The day after he didn't get appointed to the U.S. Supreme Court, Interior Secretary Bruce Babbitt dove back into grazing reform. At a U.S. Senate hearing in Albuquerque, N.M., on May 14, Babbitt told several hundred ranchers and environmentalists that he expects to "stay in the middle of this grazing issue until we work out something that we can all live with in the West."

His commitment met an equally firm stand from the diverse group of Anglo, Hispanic and Indian ranchers and environmentalists at the hearing: They refused to cooperate with Babbitt or with each other.

The hearing, sponsored by the Energy and Natural Resources Committee on Rangeland Reform, chaired by Sen. Jeff Bingaman, D-N.M., listened to 10 invited speakers from all sides.
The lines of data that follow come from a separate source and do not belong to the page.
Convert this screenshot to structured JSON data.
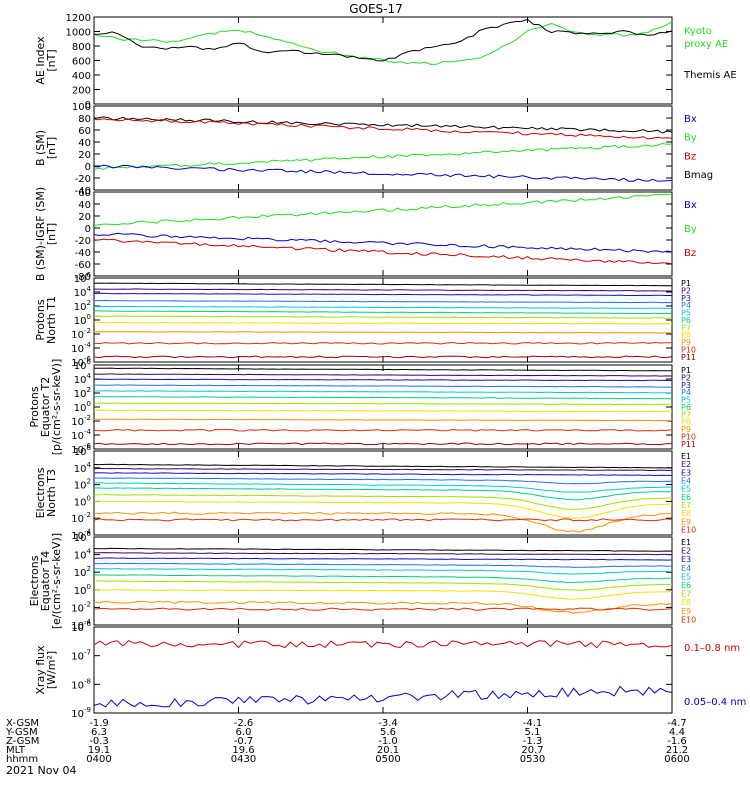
{
  "title": "GOES-17",
  "date": "2021 Nov 04",
  "colors": {
    "black": "#000000",
    "red": "#cc0000",
    "green": "#22dd22",
    "blue": "#0000cc",
    "channels": [
      "#000000",
      "#400060",
      "#1010c8",
      "#2070ff",
      "#00c8e0",
      "#00d080",
      "#a0e000",
      "#f0e000",
      "#ff9000",
      "#d83000",
      "#a00000"
    ]
  },
  "time_axis": {
    "ticks": [
      "0400",
      "0430",
      "0500",
      "0530",
      "0600"
    ],
    "rows": [
      {
        "label": "X-GSM",
        "values": [
          "-1.9",
          "-2.6",
          "-3.4",
          "-4.1",
          "-4.7"
        ]
      },
      {
        "label": "Y-GSM",
        "values": [
          "6.3",
          "6.0",
          "5.6",
          "5.1",
          "4.4"
        ]
      },
      {
        "label": "Z-GSM",
        "values": [
          "-0.3",
          "-0.7",
          "-1.0",
          "-1.3",
          "-1.6"
        ]
      },
      {
        "label": "MLT",
        "values": [
          "19.1",
          "19.6",
          "20.1",
          "20.7",
          "21.2"
        ]
      },
      {
        "label": "hhmm",
        "values": [
          "0400",
          "0430",
          "0500",
          "0530",
          "0600"
        ]
      }
    ]
  },
  "panels": [
    {
      "ylabel": [
        "AE Index",
        "[nT]"
      ],
      "yticks": [
        "1200",
        "1000",
        "800",
        "600",
        "400",
        "200",
        "0"
      ],
      "legend": [
        {
          "text": "Kyoto",
          "color": "#22dd22"
        },
        {
          "text": "proxy AE",
          "color": "#22dd22"
        },
        {
          "text": "Themis AE",
          "color": "#000000"
        }
      ]
    },
    {
      "ylabel": [
        "B (SM)",
        "[nT]"
      ],
      "yticks": [
        "100",
        "80",
        "60",
        "40",
        "20",
        "0",
        "-20",
        "-40"
      ],
      "legend": [
        {
          "text": "Bx",
          "color": "#0000cc"
        },
        {
          "text": "By",
          "color": "#22dd22"
        },
        {
          "text": "Bz",
          "color": "#cc0000"
        },
        {
          "text": "Bmag",
          "color": "#000000"
        }
      ]
    },
    {
      "ylabel": [
        "B (SM)-IGRF (SM)",
        "[nT]"
      ],
      "yticks": [
        "60",
        "40",
        "20",
        "0",
        "-20",
        "-40",
        "-60",
        "-80"
      ],
      "legend": [
        {
          "text": "Bx",
          "color": "#0000cc"
        },
        {
          "text": "By",
          "color": "#22dd22"
        },
        {
          "text": "Bz",
          "color": "#cc0000"
        }
      ]
    },
    {
      "ylabel": [
        "Protons",
        "North T1"
      ],
      "yticks": [
        "10^6",
        "10^4",
        "10^2",
        "10^0",
        "10^-2",
        "10^-4",
        "10^-6"
      ],
      "channels": [
        "P1",
        "P2",
        "P3",
        "P4",
        "P5",
        "P6",
        "P7",
        "P8",
        "P9",
        "P10",
        "P11"
      ]
    },
    {
      "ylabel": [
        "Protons",
        "Equator T2",
        "[p/(cm²-s-sr-keV)]"
      ],
      "yticks": [
        "10^6",
        "10^4",
        "10^2",
        "10^0",
        "10^-2",
        "10^-4",
        "10^-6"
      ],
      "channels": [
        "P1",
        "P2",
        "P3",
        "P4",
        "P5",
        "P6",
        "P7",
        "P8",
        "P9",
        "P10",
        "P11"
      ]
    },
    {
      "ylabel": [
        "Electrons",
        "North T3"
      ],
      "yticks": [
        "10^6",
        "10^4",
        "10^2",
        "10^0",
        "10^-2",
        "10^-4"
      ],
      "channels": [
        "E1",
        "E2",
        "E3",
        "E4",
        "E5",
        "E6",
        "E7",
        "E8",
        "E9",
        "E10"
      ]
    },
    {
      "ylabel": [
        "Electrons",
        "Equator T4",
        "[e/(cm²-s-sr-keV)]"
      ],
      "yticks": [
        "10^6",
        "10^4",
        "10^2",
        "10^0",
        "10^-2",
        "10^-4"
      ],
      "channels": [
        "E1",
        "E2",
        "E3",
        "E4",
        "E5",
        "E6",
        "E7",
        "E8",
        "E9",
        "E10"
      ]
    },
    {
      "ylabel": [
        "Xray flux",
        "[W/m²]"
      ],
      "yticks": [
        "10^-6",
        "10^-7",
        "10^-8",
        "10^-9"
      ],
      "legend": [
        {
          "text": "0.1–0.8 nm",
          "color": "#cc0000"
        },
        {
          "text": "0.05–0.4 nm",
          "color": "#0000cc"
        }
      ]
    }
  ],
  "chart_data": {
    "type": "line",
    "x_range": [
      "0400",
      "0600"
    ],
    "panels": [
      {
        "name": "AE Index",
        "ylim": [
          0,
          1200
        ],
        "x": [
          "0400",
          "0405",
          "0410",
          "0415",
          "0420",
          "0425",
          "0430",
          "0435",
          "0440",
          "0445",
          "0450",
          "0455",
          "0500",
          "0505",
          "0510",
          "0515",
          "0520",
          "0525",
          "0530",
          "0535",
          "0540",
          "0545",
          "0550",
          "0555",
          "0600"
        ],
        "series": [
          {
            "name": "Kyoto proxy AE",
            "color": "#22dd22",
            "values": [
              950,
              900,
              880,
              860,
              900,
              980,
              1020,
              950,
              850,
              750,
              700,
              640,
              600,
              560,
              560,
              580,
              640,
              800,
              1000,
              1100,
              980,
              950,
              950,
              980,
              1130
            ]
          },
          {
            "name": "Themis AE",
            "color": "#000000",
            "values": [
              960,
              980,
              780,
              760,
              800,
              740,
              840,
              720,
              740,
              700,
              680,
              640,
              600,
              700,
              800,
              820,
              1000,
              1100,
              1150,
              1000,
              980,
              980,
              1000,
              960,
              1000
            ]
          }
        ]
      },
      {
        "name": "B (SM)",
        "ylim": [
          -40,
          100
        ],
        "series": [
          {
            "name": "Bmag",
            "color": "#000000",
            "start": 80,
            "end": 57
          },
          {
            "name": "Bz",
            "color": "#cc0000",
            "start": 79,
            "end": 46
          },
          {
            "name": "By",
            "color": "#22dd22",
            "start": -5,
            "end": 36
          },
          {
            "name": "Bx",
            "color": "#0000cc",
            "start": 0,
            "end": -25
          }
        ]
      },
      {
        "name": "B (SM)-IGRF (SM)",
        "ylim": [
          -80,
          60
        ],
        "series": [
          {
            "name": "By",
            "color": "#22dd22",
            "start": 5,
            "end": 55
          },
          {
            "name": "Bx",
            "color": "#0000cc",
            "start": -10,
            "end": -40
          },
          {
            "name": "Bz",
            "color": "#cc0000",
            "start": -20,
            "end": -60
          }
        ]
      },
      {
        "name": "Protons North T1",
        "scale": "log",
        "ylim_exp": [
          -7,
          6
        ],
        "series_log10": [
          {
            "name": "P1",
            "start": 5.2,
            "end": 4.8
          },
          {
            "name": "P2",
            "start": 4.3,
            "end": 4.0
          },
          {
            "name": "P3",
            "start": 3.6,
            "end": 3.3
          },
          {
            "name": "P4",
            "start": 2.5,
            "end": 2.2
          },
          {
            "name": "P5",
            "start": 1.6,
            "end": 1.3
          },
          {
            "name": "P6",
            "start": 0.9,
            "end": 0.5
          },
          {
            "name": "P7",
            "start": 0.1,
            "end": -0.2
          },
          {
            "name": "P8",
            "start": -0.9,
            "end": -1.1
          },
          {
            "name": "P9",
            "start": -2.3,
            "end": -2.5
          },
          {
            "name": "P10",
            "start": -4.1,
            "end": -4.1
          },
          {
            "name": "P11",
            "start": -6.2,
            "end": -6.2
          }
        ]
      },
      {
        "name": "Protons Equator T2",
        "scale": "log",
        "ylim_exp": [
          -7,
          6
        ],
        "series_log10": [
          {
            "name": "P1",
            "start": 5.5,
            "end": 5.1
          },
          {
            "name": "P2",
            "start": 4.6,
            "end": 4.3
          },
          {
            "name": "P3",
            "start": 3.8,
            "end": 3.6
          },
          {
            "name": "P4",
            "start": 2.9,
            "end": 2.6
          },
          {
            "name": "P5",
            "start": 2.0,
            "end": 1.7
          },
          {
            "name": "P6",
            "start": 1.1,
            "end": 0.8
          },
          {
            "name": "P7",
            "start": 0.1,
            "end": -0.1
          },
          {
            "name": "P8",
            "start": -1.0,
            "end": -1.2
          },
          {
            "name": "P9",
            "start": -2.4,
            "end": -2.6
          },
          {
            "name": "P10",
            "start": -4.1,
            "end": -4.1
          },
          {
            "name": "P11",
            "start": -6.2,
            "end": -6.2
          }
        ]
      },
      {
        "name": "Electrons North T3",
        "scale": "log",
        "ylim_exp": [
          -4,
          6
        ],
        "series_log10": [
          {
            "name": "E1",
            "start": 4.4,
            "end": 4.0
          },
          {
            "name": "E2",
            "start": 3.9,
            "end": 3.7
          },
          {
            "name": "E3",
            "start": 3.4,
            "end": 3.1
          },
          {
            "name": "E4",
            "start": 2.8,
            "end": 2.4
          },
          {
            "name": "E5",
            "start": 2.2,
            "end": 1.7
          },
          {
            "name": "E6",
            "start": 1.6,
            "end": 1.2
          },
          {
            "name": "E7",
            "start": 0.8,
            "end": 0.4
          },
          {
            "name": "E8",
            "start": 0.0,
            "end": -0.3
          },
          {
            "name": "E9",
            "start": -1.4,
            "end": -1.5
          },
          {
            "name": "E10",
            "start": -2.2,
            "end": -2.2
          }
        ]
      },
      {
        "name": "Electrons Equator T4",
        "scale": "log",
        "ylim_exp": [
          -4,
          6
        ],
        "series_log10": [
          {
            "name": "E1",
            "start": 4.7,
            "end": 4.4
          },
          {
            "name": "E2",
            "start": 4.2,
            "end": 4.0
          },
          {
            "name": "E3",
            "start": 3.6,
            "end": 3.4
          },
          {
            "name": "E4",
            "start": 3.0,
            "end": 2.7
          },
          {
            "name": "E5",
            "start": 2.4,
            "end": 2.1
          },
          {
            "name": "E6",
            "start": 1.7,
            "end": 1.3
          },
          {
            "name": "E7",
            "start": 1.0,
            "end": 0.6
          },
          {
            "name": "E8",
            "start": 0.0,
            "end": -0.2
          },
          {
            "name": "E9",
            "start": -1.4,
            "end": -1.6
          },
          {
            "name": "E10",
            "start": -2.2,
            "end": -2.2
          }
        ]
      },
      {
        "name": "Xray flux",
        "scale": "log",
        "ylim_exp": [
          -9,
          -6
        ],
        "series_log10": [
          {
            "name": "0.1-0.8 nm",
            "color": "#cc0000",
            "start": -6.6,
            "end": -6.6
          },
          {
            "name": "0.05-0.4 nm",
            "color": "#0000cc",
            "start": -8.7,
            "end": -8.2
          }
        ]
      }
    ]
  }
}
Agricultural economist John Fowler of New Mexico State University said he objected to the several premises behind the rangeland reform program: that rangelands are deteriorated and getting worse; that permittees who graze cattle and sheep on public lands are not doing an adequate job; and that reform will improve range conditions.

David Henderson, New Mexico Director of the National Audubon Society, countered that the state is rapidly losing topsoil due to overgrazing and that over the last 100 years the Southwest has lost "over 90 percent of the riparian communities."
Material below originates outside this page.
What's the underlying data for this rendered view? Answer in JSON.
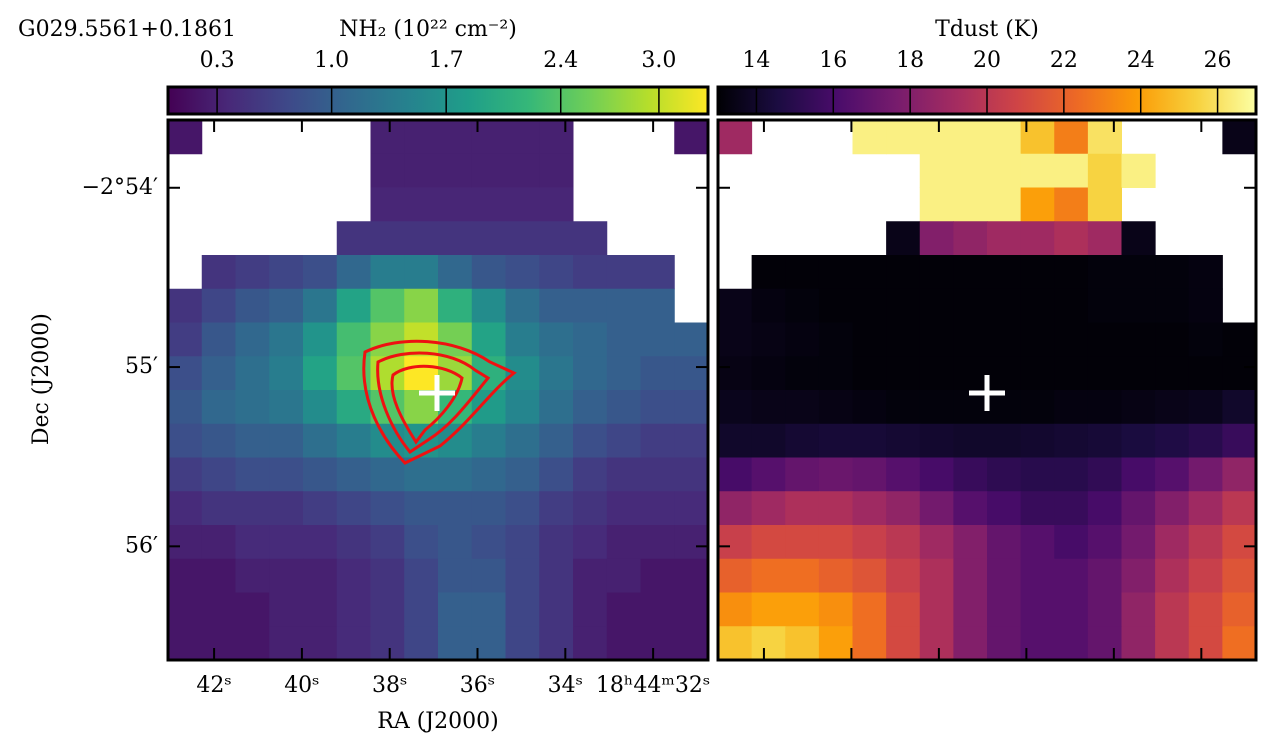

Henderson said the latest range reform proposal doesn't go far enough. He said it places "greater emphasis' on keeping ranchers in business than it does on ecology. And Jim Fish, president of Public Lands Action Network, charged that the proposed fee structure, which doubles ranchers' costs over three years, fails to cover federal administrative costs and therefore amounts to public support of "wealthy welfare ranchers."

But Wesley Grau, president of the New Mexico Cattle Growers, predicted that 1,550 of the state's 3,500 federal lands permittees would go under as a result of the higher fees. And Melvin Batista, speaking for 450 Navajo ranching families, warned that failed ranchers would turn to welfare.

The question of who would control on-the-ground decisions - when cattle went on and off the public land, whether riparian areas were fenced, how predators were dealt with - was also contentious. Susan Schock, director of Gila Watch, stated that "local control by ranchers has brought us to an ecological crisis." And Jim Fish said decisions "have been excessively influenced by a small number of individuals with the most personal gain at stake."

But Pete Gnatkowski, president of the New Mexico Wool Growers Inc., said, "Those of us with the most at stake might not even be represented."

Maria Varela, co-director of the Hispanic sheep growers' group, Ganados del Valle, warned of possible "range wars' in response to the ever-intensifying pressure on ranching. Then she extended a conditional offer to the anti-grazing contingent: "When the environmental community exhibits as much concern for people as it does for wildlife, bridges can be built."

In response to the attacks on his proposal, Babbitt pointed to successful consensus groups in Oregon and Colorado. "To those who say we can't work together, I say simply, "Yes, you can." And I'm going to be out here relentlessly ... trying to find reasonable people on both sides, coaxing you, pushing you, shoving, because I think this is the future of where it's gotta go in the West."

Deborah Begel is a free-lance writer in Tierra Amarilla, N.M.